Many still assume universal health care must mean higher costs, but other countries prove this assumption false. The US spends about twice as much per capita on health care as other industrialized countries, yet others are able to cover everyone and have better health outcomes. If we are to succeed in health care reform, we must ask the question, "What are we spending on health care that other countries are not, and that does not add value to health care?" We are now spending about 18% of our gross domestic product on health care and rising.

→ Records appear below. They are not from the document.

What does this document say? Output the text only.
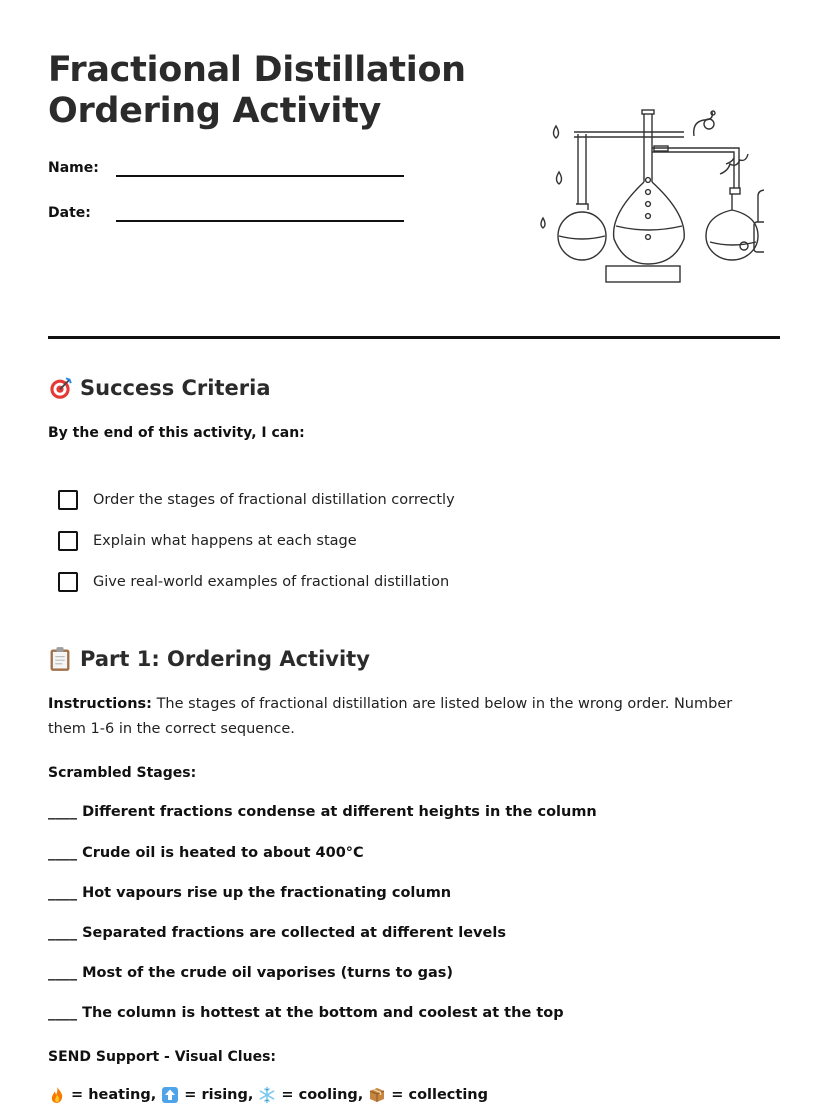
Fractional Distillation
Ordering Activity
Name:
Date:
Success Criteria
By the end of this activity, I can:
Order the stages of fractional distillation correctly
Explain what happens at each stage
Give real-world examples of fractional distillation
Part 1: Ordering Activity
Instructions: The stages of fractional distillation are listed below in the wrong order. Number them 1-6 in the correct sequence.
Scrambled Stages:
____ Different fractions condense at different heights in the column
____ Crude oil is heated to about 400°C
____ Hot vapours rise up the fractionating column
____ Separated fractions are collected at different levels
____ Most of the crude oil vaporises (turns to gas)
____ The column is hottest at the bottom and coolest at the top
SEND Support - Visual Clues:
= heating, = rising, = cooling, = collecting
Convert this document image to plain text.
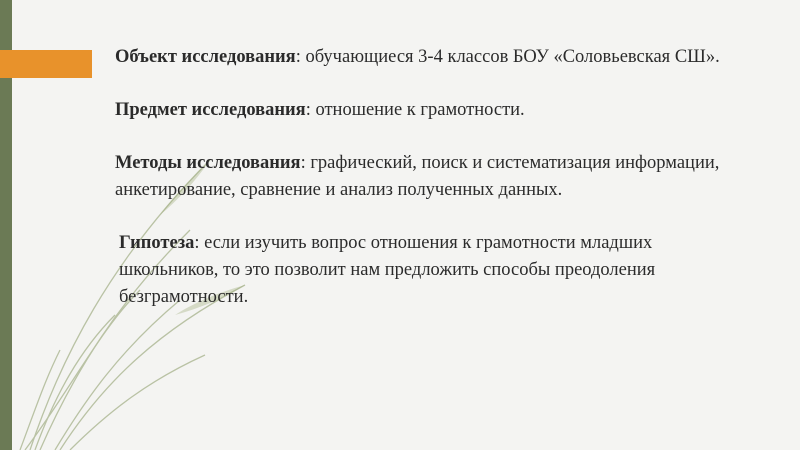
Объект исследования: обучающиеся 3-4 классов БОУ «Соловьевская СШ».

Предмет исследования: отношение к грамотности.

Методы исследования: графический, поиск и систематизация информации, анкетирование, сравнение и анализ полученных данных.

Гипотеза: если изучить вопрос отношения к грамотности младших школьников, то это позволит нам предложить способы преодоления безграмотности.
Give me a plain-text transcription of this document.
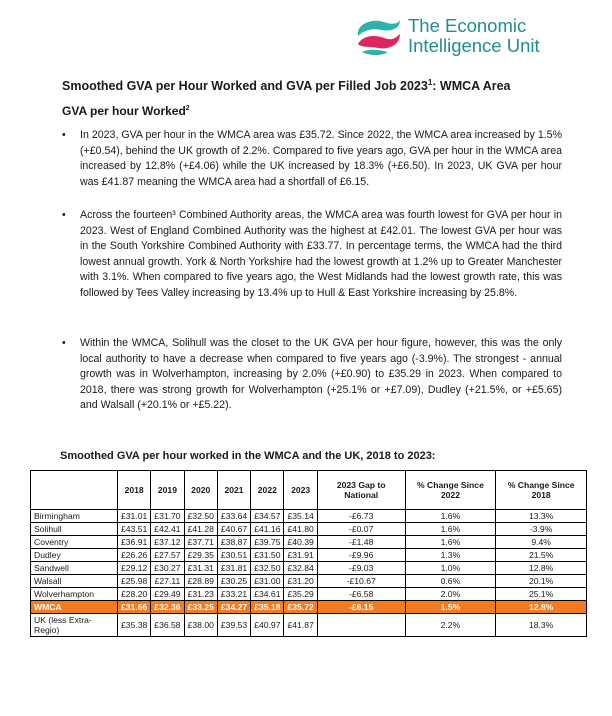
The Economic
Intelligence Unit
Smoothed GVA per Hour Worked and GVA per Filled Job 2023$^1$: WMCA Area
GVA per hour Worked$^2$
• In 2023, GVA per hour in the WMCA area was £35.72. Since 2022, the WMCA area increased by 1.5% (+£0.54), behind the UK growth of 2.2%. Compared to five years ago, GVA per hour in the WMCA area increased by 12.8% (+£4.06) while the UK increased by 18.3% (+£6.50). In 2023, UK GVA per hour was £41.87 meaning the WMCA area had a shortfall of £6.15.
• Across the fourteen³ Combined Authority areas, the WMCA area was fourth lowest for GVA per hour in 2023. West of England Combined Authority was the highest at £42.01. The lowest GVA per hour was in the South Yorkshire Combined Authority with £33.77. In percentage terms, the WMCA had the third lowest annual growth. York & North Yorkshire had the lowest growth at 1.2% up to Greater Manchester with 3.1%. When compared to five years ago, the West Midlands had the lowest growth rate, this was followed by Tees Valley increasing by 13.4% up to Hull & East Yorkshire increasing by 25.8%.
• Within the WMCA, Solihull was the closet to the UK GVA per hour figure, however, this was the only local authority to have a decrease when compared to five years ago (-3.9%). The strongest - annual growth was in Wolverhampton, increasing by 2.0% (+£0.90) to £35.29 in 2023. When compared to 2018, there was strong growth for Wolverhampton (+25.1% or +£7.09), Dudley (+21.5%, or +£5.65) and Walsall (+20.1% or +£5.22).
Smoothed GVA per hour worked in the WMCA and the UK, 2018 to 2023:
	2018	2019	2020	2021	2022	2023	2023 Gap to National	% Change Since 2022	% Change Since 2018
Birmingham	£31.01	£31.70	£32.50	£33.64	£34.57	£35.14	-£6.73	1.6%	13.3%
Solihull	£43.51	£42.41	£41.28	£40.67	£41.16	£41.80	-£0.07	1.6%	-3.9%
Coventry	£36.91	£37.12	£37.71	£38.87	£39.75	£40.39	-£1.48	1.6%	9.4%
Dudley	£26.26	£27.57	£29.35	£30.51	£31.50	£31.91	-£9.96	1.3%	21.5%
Sandwell	£29.12	£30.27	£31.31	£31.81	£32.50	£32.84	-£9.03	1.0%	12.8%
Walsall	£25.98	£27.11	£28.89	£30.25	£31.00	£31.20	-£10.67	0.6%	20.1%
Wolverhampton	£28.20	£29.49	£31.23	£33.21	£34.61	£35.29	-£6.58	2.0%	25.1%
WMCA	£31.66	£32.36	£33.25	£34.27	£35.18	£35.72	-£6.15	1.5%	12.8%
UK (less Extra-Regio)	£35.38	£36.58	£38.00	£39.53	£40.97	£41.87		2.2%	18.3%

If we do not correctly identify wasted spending and take steps to reduce it, health care spending will continue to break the budget. Contrary to what some assume, all evidence indicates that government financing in health care is actually far more efficient than the private insurance industry. The "Patient Protection and Affordable Care Act" (PPACA) is built around the private insurance model with government subsidies to fill in some of the gaps. It will not reduce total national health spending or waste, and we will face escalating pressure to restrict necessary care.1,2
This Pie Chart is based on evidence from comparison with other countries that have well functioning national health plans, 3,4 from cost analyses of various national and state level health reform proposals, including the PPACA, done by The Lewin Group,2 the Congressional Budget Office (CBO), and Centers for Medicare and Medicaid Services (CMS),1 and from studies on regional variations in health care spending in the US. 5 The percentages are estimates, but based on available evidence they are "in the ballpark." The data is much firmer for administrative costs than for unnecessary and inappropriate care.
US Health Care - Total National Health Expenditures by Stephen Kemble
Administrative Waste (est. 24%)
Administrative waste is the difference between what the U.S. spends on health care administration and what countries with efficient universal systems spend.3,4 Administrative costs include health insurance administration (premiums collected minus payments to health care providers), and administrative costs for doctors, hospitals, employers, and the public.
The "waste" includes marketing and advertising, underwriting, multiple private bureaucracies, highly paid executives, managed care costs, pharmacy benefit manager costs, maintenance of insurance reserves, profit, lobbying and "government relations," employer and broker costs, costs to doctors and hospitals to deal with billing and insurance, and physician time lost to dealing with prior authorizations and formulary restrictions.
All of these are directly attributable to use of competing private insurance plans, and especially for-profit insurance companies, to finance health care. None add any measurable value to health care.
Unnecessary and Inappropriate Care (est. 20%)
Unnecessary and inappropriate care is due to inadequate access to necessary care (under-treatment), or to various forms of over-treatment. There is actually far more under-treatment than over-treatment in the U.S.,6 but much of it is in the form of unnecessary suffering and death due to lack of access to care that does not show up in cost figures.